“The hell it is.” His eyes harden mutinously. “I’m not leaving you alone. No way.”
My thoughts are spinning, tumbling, but all centered around the growing conviction that this is what we both need.
“Dean, do you remember that trip we took to see the monarch butterflies in Pacific Grove? The monarchs had migrated back from Mexico for the winter. All those eucalyptus trees, alive with orange-and-black monarchs like tiny, stained-glass windows. The air was just filled with butterflies. One of them landed on your shoulder.”
“I remember.”
“And do you remember the guide told us that scientists don’t really know why so many generations of butterflies return to the same place every year?”
“I remember.”
“I think it’s because they instinctively know where home is.”
“So do I. And it’s with you. Not halfway across the world.”
“The butterflies migrate to survive,” I say. “They need to escape the cold. They need nourishment. And once they have that, they always return home.”
“I’m not leaving you.”
I take a breath, trying to find the strength to press forward. “Dean, I’m not asking you to go.”
“What?”
“I’m telling you to go.”
He stops. Turns to stare at me.
“I know you, Dean,” I remind him. “I know you’re burning with the need to defend yourself, to clear your name, to prove that girl is lying. You want to take action. You want to throw yourself into work, hire a legal team, get back into the classroom, host the huge conference… all while worrying about me and our marriage.
“And during all of that, not once will you acknowledge that you’re hurt too. You won’t even realize that you need to give yourself time and space to grieve. And you can’t do that if every day you’re confronted by the reminder of what you think is failure. You can’t do anything here. You can’t.”
He just looks at me. I can almost see every muscle in his body deflecting the truth of my words.
“I want you to do this,” I say. “You have to.”
I know this now too—he needs to be out in the open space of medieval ruins where he can find treasures and relics hidden in the soil. He needs to have discussions with fellow professors about medieval settlements and material culture. He needs to see old friends, drink good wine, visit the museums in Florence, eat fish that tastes like the sea. He needs to remember that life is both transitory and filled with permanence.
“If I go, then you’re coming with me,” he says.
For a moment, I feel myself waver, picturing the two of us escaping to Italy together. Then I shake my head.
“Allie already has my days scheduled for the rest of the month at the bookstore. I’m working ten hours a week at the museum helping organize a new exhibition, and I’m volunteering at the library on Tuesday and Thursday mornings. I just took two weeks off from all of that without notice when we had to go to California. I can’t leave right away again. People are counting on me.”
It feels good to say that, so I say it again. “People are counting on me.”
I look down at my phone and hit the reply button on the email. I start typing. This is a tough tactic, but I’m up against both my husband’s stubbornness and his overprotectiveness. The only thing I can do is appeal to his professional reputation and career, both of which are in serious danger.
“What are you doing?” Dean asks.
“Emailing Simon. I’m telling him that you’re going. He’ll announce it to the team, and they’ll all be expecting you. The Cambridge people have applied for funding on your behalf already. You won’t let them down.”
“Liv—”
“Otherwise you’ll stay here stewing and growling, hating every minute that you can’t go to the university and can’t do anything. And you’ll hate it so much you might very well end up doing something to make things worse.”
I finish typing the message and send it to Simon. “Or you can go to Italy, Dean, and see old friends and do what you love to do. You need this. You need to get away.”
I look up at him. A tender ache fills me. My beautiful, strong husband is standing with his shoulders slumped and his face ashen, lines etched deep around his eyes and mouth. Tears sting my eyes.
“I can’t leave you,” he says, his voice a hollow echo.

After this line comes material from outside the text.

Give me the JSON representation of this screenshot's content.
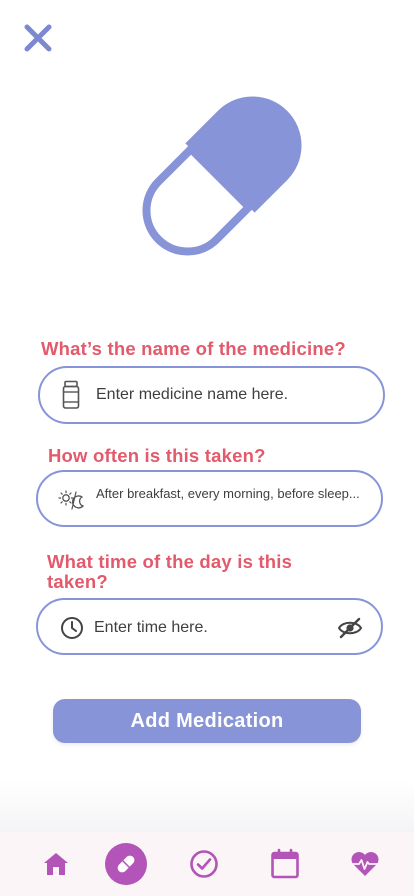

“You’re not leaving me.” I struggle for a moment with the realization that when he goes, I’ll be alone. “I have things to do too, Dean. I’m going to help Allie come up with another way to save her bookstore. I’ll make Kelsey take me out for margaritas if I start to feel morose. I’ll read picture books to little kids at library story time. I’ll think about you and miss you and talk to you, all the while knowing we’re doing the right thing.”
Silence falls, pulsing with the truth of what I’ve learned and what Dean has yet to acknowledge. Our relationship, our love, cannot and will never be perfect. It will, however, always belong only to us in all its flawed, intense beauty. Perfect in its very imperfection.